Ital Heart J. 2001 Feb;2(2):142-6.
Selective radiofrequency catheter ablation of the slow atrioventricular nodal pathway is currently considered the first-line therapy for patients suffering from recurrent symptomatic atrioventricular nodal reentry tachycardia. In most cases slow pathway conduction may be selectively eliminated or modified by the application of radiofrequency current at the posterior portion of Koch's triangle. The ablation site is usually targeted by careful mapping of this area performed using an ablation catheter advanced via the inferior vena cava approach. In this report we describe 2 cases in which the conventional approach to the target site was either impossible owing to the presence of an atresic inferior vena cava (case 1), or contraindicated in view of a history of common femoral vein thrombosis, subsequently extended up to the inferior vena cava (case 2). In both patients a superior vena cava approach was utilized and the slow pathway was successfully ablated. In case of arrhythmias necessitating slow pathway mapping and ablation, such an approach may be considered as a feasible and safe alternative whenever, owing to the presence of anomalies and/or diseases of the inferior vena cava, the conventional approach cannot be employed.

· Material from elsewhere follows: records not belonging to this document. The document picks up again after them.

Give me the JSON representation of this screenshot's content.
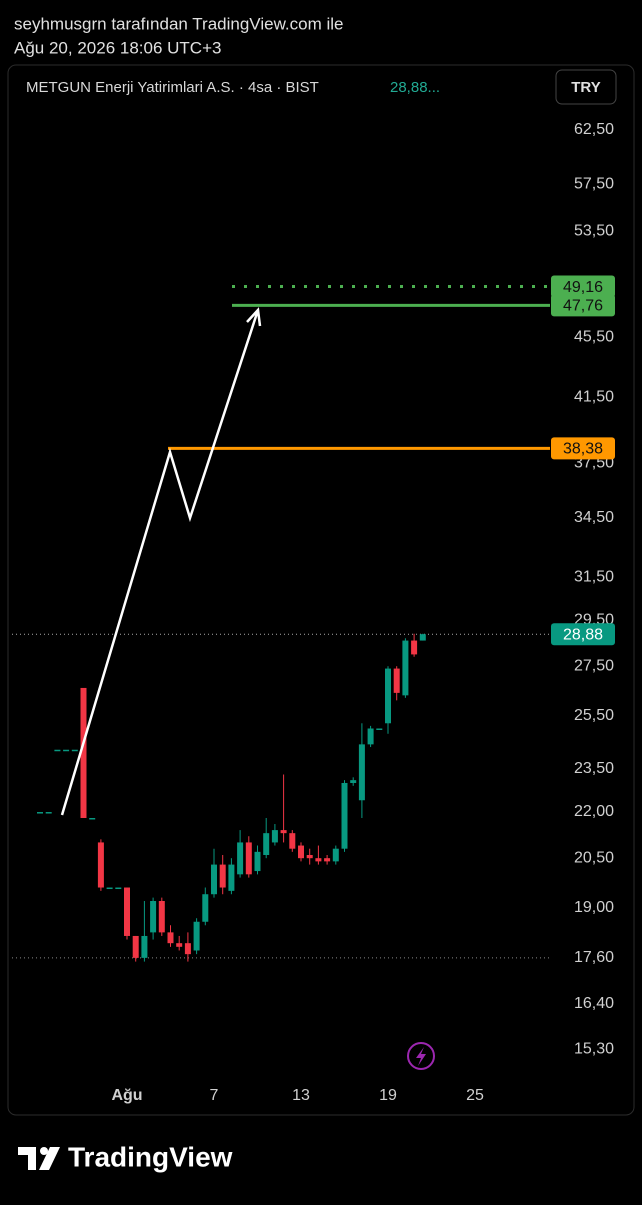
{
  "header": {
    "line1": "seyhmusgrn tarafından TradingView.com ile",
    "line2": "Ağu 20, 2026 18:06 UTC+3"
  },
  "legend": {
    "symbol": "METGUN Enerji Yatirimlari A.S. · 4sa · BIST",
    "price": "28,88..."
  },
  "currency_button": "TRY",
  "brand": "TradingView",
  "chart_data": {
    "type": "candlestick",
    "log_scale": true,
    "up_color": "#089981",
    "down_color": "#f23645",
    "categories": [
      null,
      null,
      null,
      null,
      null,
      null,
      null,
      null,
      null,
      null,
      "Ağu",
      null,
      null,
      null,
      null,
      null,
      null,
      null,
      null,
      null,
      "7",
      null,
      null,
      null,
      null,
      null,
      null,
      null,
      null,
      null,
      "13",
      null,
      null,
      null,
      null,
      null,
      null,
      null,
      null,
      null,
      "19",
      null,
      null,
      null,
      null,
      null,
      null,
      null,
      null,
      null,
      "25"
    ],
    "open": [
      22.0,
      22.0,
      24.2,
      24.2,
      24.2,
      26.6,
      21.8,
      21.0,
      19.6,
      19.6,
      19.6,
      18.2,
      17.6,
      18.3,
      19.2,
      18.3,
      18.0,
      18.0,
      17.8,
      18.6,
      19.4,
      20.3,
      19.5,
      20.0,
      21.0,
      20.1,
      20.6,
      21.0,
      21.4,
      21.3,
      20.9,
      20.6,
      20.5,
      20.5,
      20.4,
      20.8,
      23.0,
      22.4,
      24.4,
      25.0,
      25.2,
      27.4,
      26.3,
      28.6,
      28.6,
      null,
      null,
      null,
      null,
      null,
      null
    ],
    "high": [
      22.0,
      22.0,
      24.2,
      24.2,
      24.2,
      26.6,
      21.8,
      21.1,
      19.6,
      19.6,
      19.6,
      18.2,
      19.2,
      19.3,
      19.3,
      18.5,
      18.2,
      18.3,
      18.7,
      19.6,
      20.8,
      20.6,
      20.5,
      21.4,
      21.2,
      20.9,
      21.8,
      21.6,
      23.3,
      21.4,
      21.0,
      20.8,
      20.9,
      20.6,
      20.9,
      23.1,
      23.2,
      25.2,
      25.1,
      25.0,
      27.5,
      27.5,
      28.7,
      28.9,
      28.9,
      null,
      null,
      null,
      null,
      null,
      null
    ],
    "low": [
      22.0,
      22.0,
      24.2,
      24.2,
      24.2,
      21.8,
      21.8,
      19.5,
      19.6,
      19.6,
      18.1,
      17.5,
      17.5,
      18.1,
      18.2,
      17.9,
      17.8,
      17.5,
      17.7,
      18.5,
      19.3,
      19.4,
      19.4,
      19.9,
      19.9,
      20.0,
      20.5,
      20.9,
      21.0,
      20.7,
      20.4,
      20.3,
      20.3,
      20.3,
      20.3,
      20.7,
      22.9,
      21.8,
      24.3,
      25.0,
      24.8,
      26.1,
      26.2,
      27.9,
      28.6,
      null,
      null,
      null,
      null,
      null,
      null
    ],
    "close": [
      22.0,
      22.0,
      24.2,
      24.2,
      24.2,
      21.8,
      21.8,
      19.6,
      19.6,
      19.6,
      18.2,
      17.6,
      18.2,
      19.2,
      18.3,
      18.0,
      17.9,
      17.7,
      18.6,
      19.4,
      20.3,
      19.6,
      20.3,
      21.0,
      20.0,
      20.7,
      21.3,
      21.4,
      21.3,
      20.8,
      20.5,
      20.5,
      20.4,
      20.4,
      20.8,
      23.0,
      23.1,
      24.4,
      25.0,
      25.0,
      27.4,
      26.4,
      28.6,
      28.0,
      28.88,
      null,
      null,
      null,
      null,
      null,
      null
    ],
    "ylim": [
      14.6,
      65.4
    ],
    "yticks": [
      {
        "value": 62.5,
        "label": "62,50"
      },
      {
        "value": 57.5,
        "label": "57,50"
      },
      {
        "value": 53.5,
        "label": "53,50"
      },
      {
        "value": 45.5,
        "label": "45,50"
      },
      {
        "value": 41.5,
        "label": "41,50"
      },
      {
        "value": 37.5,
        "label": "37,50"
      },
      {
        "value": 34.5,
        "label": "34,50"
      },
      {
        "value": 31.5,
        "label": "31,50"
      },
      {
        "value": 29.5,
        "label": "29,50"
      },
      {
        "value": 27.5,
        "label": "27,50"
      },
      {
        "value": 25.5,
        "label": "25,50"
      },
      {
        "value": 23.5,
        "label": "23,50"
      },
      {
        "value": 22,
        "label": "22,00"
      },
      {
        "value": 20.5,
        "label": "20,50"
      },
      {
        "value": 19,
        "label": "19,00"
      },
      {
        "value": 17.6,
        "label": "17,60"
      },
      {
        "value": 16.4,
        "label": "16,40"
      },
      {
        "value": 15.3,
        "label": "15,30"
      }
    ],
    "levels": [
      {
        "value": 49.16,
        "label": "49,16",
        "color": "#4caf50",
        "style": "dotted"
      },
      {
        "value": 47.76,
        "label": "47,76",
        "color": "#4caf50",
        "style": "solid"
      },
      {
        "value": 38.38,
        "label": "38,38",
        "color": "#ff9800",
        "style": "solid"
      }
    ],
    "last_price": {
      "value": 28.88,
      "label": "28,88",
      "color": "#089981"
    },
    "session_low": 17.6
  }
}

选择性射频导管消融慢房室结传导通路目前被认为是复发性症状性房室结折返性心动过速患者的一线治疗方法。在大多数情况下,通过在科赫三角后部施加射频电流,可选择性地消除或改变慢通路传导。通常使用经下腔静脉途径推进的消融导管对该区域进行仔细标测来确定消融部位。在本报告中,我们描述了2例病例,其中1例(病例1)由于存在闭锁的下腔静脉,无法采用常规方法到达目标部位;另1例(病例2)鉴于有股总静脉血栓形成病史,且血栓随后延伸至下腔静脉,常规方法为禁忌。在这2例患者中,均采用了上腔静脉途径,且成功消融了慢通路。对于需要进行慢通路标测和消融的心律失常患者,只要由于下腔静脉存在异常和/或疾病而无法采用常规方法,这种途径可被视为一种可行且安全的替代方法。